Despite power and Internet outages, most responded well to the crisis.

Toowoomba Regional Council’s ICT infrastructure was not severely affected as a direct result of prior planning decisions to locate Council’s twin data centres on storm and flood-safe ground. The main ICT challenges arose in the first few days after the floods struck, in supporting the Disaster Coordination Centre that was quickly established.

“Calls to our Disaster and SES phone numbers were handled by a temporary eight seat call centre we set up from scratch,” Branch Manager Information Management Paul Fendley said.

The centre took over 5,000 calls, while the Council’s disaster management website recorded 3,100 hits. It took full advantage of social media with its Facebook followers jumping from 120 to 2,950 and its Twitter account moving from 460 to 682 followers.Dozens of staff from across the organisation staffed it 24 hours per day for the first five days then it gradually reduced over the next fortnight.

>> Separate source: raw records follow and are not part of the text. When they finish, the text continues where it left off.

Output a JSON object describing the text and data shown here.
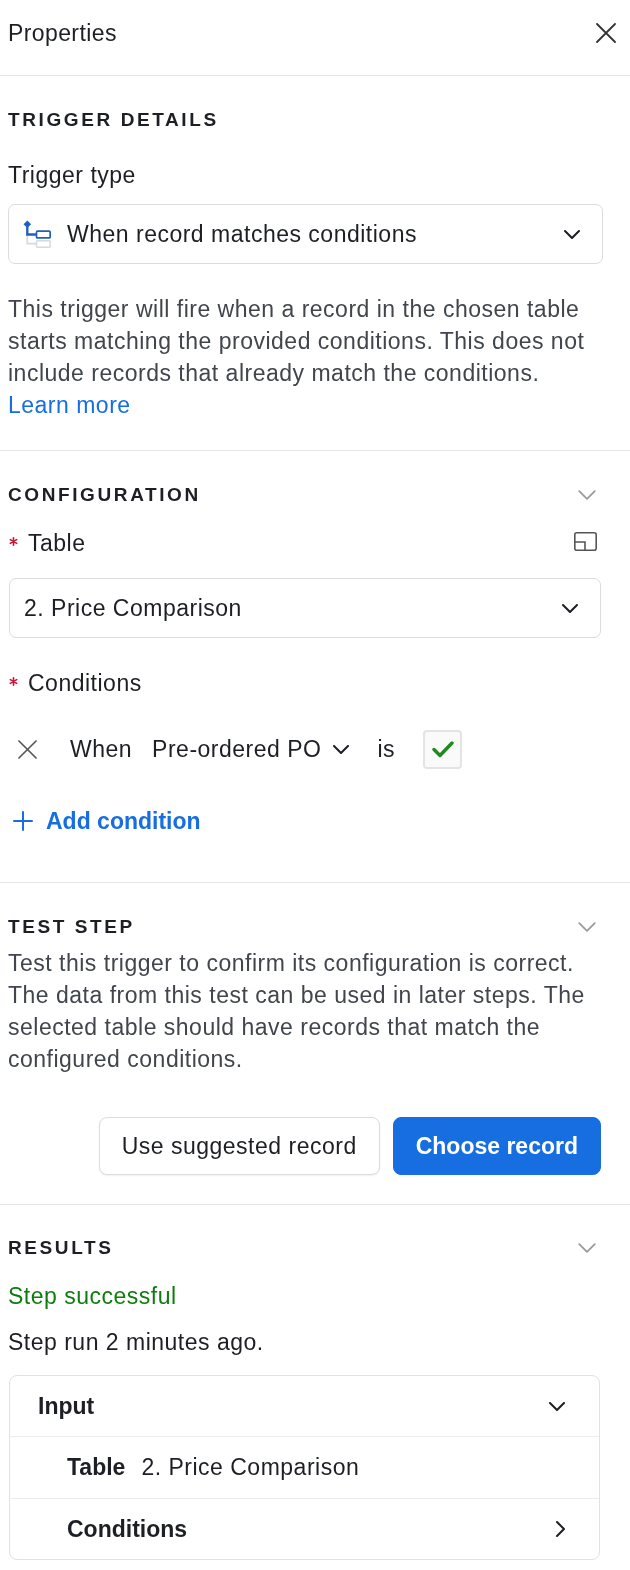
{
  "header": {
    "title": "Properties"
  },
  "trigger_details": {
    "heading": "TRIGGER DETAILS",
    "trigger_type": {
      "label": "Trigger type",
      "value": "When record matches conditions"
    },
    "description": "This trigger will fire when a record in the chosen table starts matching the provided conditions. This does not include records that already match the conditions.",
    "link": "Learn more"
  },
  "configuration": {
    "heading": "CONFIGURATION",
    "expanded": true,
    "table": {
      "label": "Table",
      "required": true,
      "value": "2. Price Comparison"
    },
    "conditions": {
      "label": "Conditions",
      "required": true,
      "items": [
        {
          "prefix": "When",
          "field": "Pre-ordered PO",
          "operator": "is",
          "checked": true
        }
      ],
      "add_label": "Add condition"
    }
  },
  "test_step": {
    "heading": "TEST STEP",
    "expanded": true,
    "description": "Test this trigger to confirm its configuration is correct. The data from this test can be used in later steps. The selected table should have records that match the configured conditions.",
    "buttons": [
      {
        "label": "Use suggested record",
        "kind": "secondary"
      },
      {
        "label": "Choose record",
        "kind": "primary"
      }
    ]
  },
  "results": {
    "heading": "RESULTS",
    "expanded": true,
    "status": "Step successful",
    "run_time": "Step run 2 minutes ago.",
    "input": {
      "title": "Input",
      "expanded": true,
      "rows": [
        {
          "kind": "value",
          "label": "Table",
          "value": "2. Price Comparison"
        },
        {
          "kind": "group",
          "label": "Conditions",
          "expanded": false
        }
      ]
    }
  }
}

“The organisation took full advantage of recent investments in new GIS integration that allowed us to to support a disaster scenario using our main customer system,” he said.

Branch Manager Information Management Paul Fendley said while records and data were safe, an outage of our Internet service provider affected website, email and Blackberries services on January 11.

“Within a few hours we were able to reestablish our disaster management web site through a hosting agency, but email and blackberry email continued to present some operational challenges for a brief time after that.”

“It’s a timely reminder of our dependence on Internet access which then motivates you to look at additional steps you can take to mitigate it. If you do lose the Internet what impact will it have on you and what’s the contingency?”

Charters Towers City Council IT Services Manager Dean Wright looked at the path of oncoming Cyclone Yasi and planned ahead.

“Just after midnight on the Wednesday night, we shut our servers down and left them off,” Dean Wright said. “The power did go off at 5 am and we got it back on Wednesday evening about 6 pm, restarted servers and everything was back to normal,” he said.

All of Charters Towers’ Local Government systems are backed up nightly and tapes are taken off site.

Hinchinbrook Shire Council was another to decide to shut down all IT services on Wednesday afternoon before Yasi was due. A new $800,000 server room with 30 cm thick walls meant data was secure.

“At 7 am on the Thursday morning after the cyclone, the CEO called me and within three hours we had all our sites with power up and running ready for the call centre to receive calls from the general public,” said IT Manager Colin Valinoti said. “We backup every night, and all of our remote users use Citrix.”

Unlike other areas like Tully and Cardwell and Port Hinchinbrook, Ingham did not suffer such extreme damage, although some roofs were removed and trees took down power lines. Water was off for a while but came back very quickly.

“A lot of people look to Council in times of flood and emergency,” Colin Valinoti said.

Western Downs Regional Council has real time replication of data between its main site in Dalby and office in Chinchilla for disaster and redundancy purposes. All data is kept on Netapp SANs (one in Dalby and one in Chinchilla). Intersite connectivity is maintained by a Council owned high bandwidth, low latency microwave radio link between all of its major sites.

Information Technology and Communications Manager Peter Greet said while many houses and businesses in Dalby were flood affected, Council data and operations remained out of harm’s way.

“Our website was a critical communication method with media alerts posted several times a day during the event,” Peter Greet said.